Probably should have a verifier check this, or just rely on 0/non-0

llvm/lib/Target/AMDGPU/GCNHazardRecognizer.cpp
1708

Can use Register() in place of NoRegister

llvm/lib/Target/AMDGPU/SIInstrInfo.cpp
3268

Why skip implicit operands?

Joe_Nash updated this revision to Diff 441127.Jun 29 2022, 12:28 PM
Joe_Nash marked 2 inline comments as done.

use Register() in place of NoRegister. Add implicit operands in convertToThreeAddress

foad added inline comments.Jun 30 2022, 1:12 AM
llvm/lib/Target/AMDGPU/SIInstrInfo.cpp
3270

I think you could just raise the upper bound of the loop above to E = MI.getNumOperands() instead of adding this extra call?

Joe_Nash updated this revision to Diff 441401.Jun 30 2022, 7:55 AM

better way to copy implicit operands

llvm/lib/Target/AMDGPU/AMDGPUInstructionSelector.cpp
3739–3740

I don't know what to do here. The intrinsic has an i1 field. If you put a non-i1 value that will be reported right? Given that, we are asserting that other parts of ISel haven't transformed this value incorrectly. Also, we do the same thing in selectDotIUVOP3PMods, line 3726. Please let me know what could be done.

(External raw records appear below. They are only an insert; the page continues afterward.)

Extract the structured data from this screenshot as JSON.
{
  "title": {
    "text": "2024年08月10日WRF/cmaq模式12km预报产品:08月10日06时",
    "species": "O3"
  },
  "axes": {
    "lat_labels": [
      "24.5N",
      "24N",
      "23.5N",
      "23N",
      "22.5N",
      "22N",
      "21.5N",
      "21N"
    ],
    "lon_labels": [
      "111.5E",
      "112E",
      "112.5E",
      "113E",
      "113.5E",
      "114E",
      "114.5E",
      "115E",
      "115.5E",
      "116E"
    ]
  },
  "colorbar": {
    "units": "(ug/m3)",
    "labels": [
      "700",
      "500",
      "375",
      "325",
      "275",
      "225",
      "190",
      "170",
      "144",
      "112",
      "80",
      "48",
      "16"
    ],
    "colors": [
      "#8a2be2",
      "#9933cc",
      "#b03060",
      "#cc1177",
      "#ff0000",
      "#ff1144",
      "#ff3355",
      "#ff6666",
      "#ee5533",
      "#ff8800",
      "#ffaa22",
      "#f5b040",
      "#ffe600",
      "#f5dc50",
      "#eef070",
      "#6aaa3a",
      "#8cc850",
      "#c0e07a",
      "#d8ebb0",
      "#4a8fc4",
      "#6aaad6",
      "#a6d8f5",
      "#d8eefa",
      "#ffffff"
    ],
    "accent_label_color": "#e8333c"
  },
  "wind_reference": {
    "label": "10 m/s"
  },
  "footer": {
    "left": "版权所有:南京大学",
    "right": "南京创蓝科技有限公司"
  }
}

Joe_Nash marked an inline comment as done.Jun 30 2022, 7:56 AM
arsenm added inline comments.Jun 30 2022, 7:58 AM
llvm/lib/Target/AMDGPU/AMDGPUInstructionSelector.cpp
3739–3740

I'd just invert the check below to != 0. The machine verifier is certainly not enforcing this be 0/-1 for booleans. Practically speaking, this would only come up for hand written MIR

piotr added a comment.Jun 30 2022, 8:00 AM
llvm/lib/Target/AMDGPU/AMDGPUInstructionSelector.cpp
3739–3740

I don't know what to do here. The intrinsic has an i1 field. If you put a non-i1 value that will be reported right? Given that, we are asserting that other parts of ISel haven't transformed this value incorrectly. Also, we do the same thing in selectDotIUVOP3PMods, line 3726. Please let me know what could be done.

Indeed, this was strongly inspired by the existing code in selectDotIUVOP3PMods, which handles the intrinsic in a similar way.

Joe_Nash updated this revision to Diff 441404.Jun 30 2022, 8:08 AM

invert op_sel_0 value check

arsenm accepted this revision.Jun 30 2022, 8:09 AM
arsenm added inline comments.
llvm/lib/Target/AMDGPU/AMDGPUInstructionSelector.cpp
3739

No real point to the assert anymore

This revision is now accepted and ready to land.Jun 30 2022, 8:09 AM
This revision was landed with ongoing or failed builds.Jun 30 2022, 8:43 AM
This revision was automatically updated to reflect the committed changes.